In this part of Africa, the women do most of the work. They plant and harvest and toil in the oasis, get the water, do the cooking, raise the children. The men trade salt, or raid passing camel caravans – or at least they did, until about 1911. Since then they’ve been lounging around the village, ordering women around. Education, especially of women, is going to bring with it a lot of social upheaval. Luckily for the Tuareg men of Niger, at least, education efforts by the various NGOs in the region are spectacularly unsuccessful.
“They come, they build a well, they go,” said my Italian guide sadly, “then six months later, we come back, the well is broken, nobody using it.” He shrugged. “I am an optimist,” he said. “But this…this is too much.”
“But what can we do?” asked one of my traveling companions. “How can we help Africa?”
“You could just leave it alone,” said our guide.
But leaving Africa alone is something that for the past 400 years, we simply cannot do. The two most recent, most famous African tourists – Chinese president Hu Jintao and Madonna – each went home with a culturally meaningful souvenir. Madonna followed in the footsteps of Victorian missionaries by sweeping up a baby and leaving a religious institution – in her case, not a spare Presbyterian schoolhouse but a Kaballah-themed orphanage. And Hu Jintao, like some kind of Chinese Cecil Rhodes, brought home some mineral rights. President Hu probably made the wiser move. Africa has a way of confounding our better instincts.
None of which occurs to you when you’re driving through the night streets of Ougadougou, looking for cold beer and live music. When we arrive at the address we’ve been given, we find a small shed with four old men sitting outside by a camp stove. No music here, we’re told. For music, we need to go a few streets over.
Which we do, but by that time it’s pretty late – too late to really settle for recorded music, which is what we find at the next spot. But manning the DJ booth is a young man in a t-shirt extolling the virtues of Blaise Compare, the president of Burkina Faso. President Compare gives out t-shirts during election season, and this one, emblazoned with his face and a snappy slogan – “Blaise Compare! Le choix des jeunes” – you see all over. Undeterred, we march over to the DJ booth and ask the kid where we can hear some live African music. He looks at us for a second and says, “I know where. I’ll take you.” And with that, he abandons his post at the turntables, shuts the music off mid-beat, and hustles us through the crowd of (confused, disappointed) dancers, and leads us again through the streets of Ougadougou.

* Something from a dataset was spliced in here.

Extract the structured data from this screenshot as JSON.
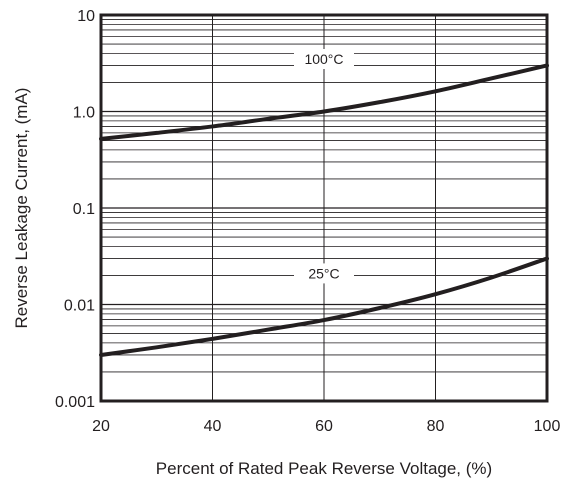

We find music. Great, live, African music, washed down by cold African beer. There’s dancing, international friendship, laughter, and no education whatsoever. The next day, when I describe the events to French businessman who lives part of the year in Burkina Faso, he laughs. “So you were going to one place, then to another, and then to a third place which wasn’t where you wanted to go originally, but you had fun?” I nodded. “Then, my friend, you had a perfectly African evening.”
Brilliant. If you have a chance to visit Ghana, it is fantastic!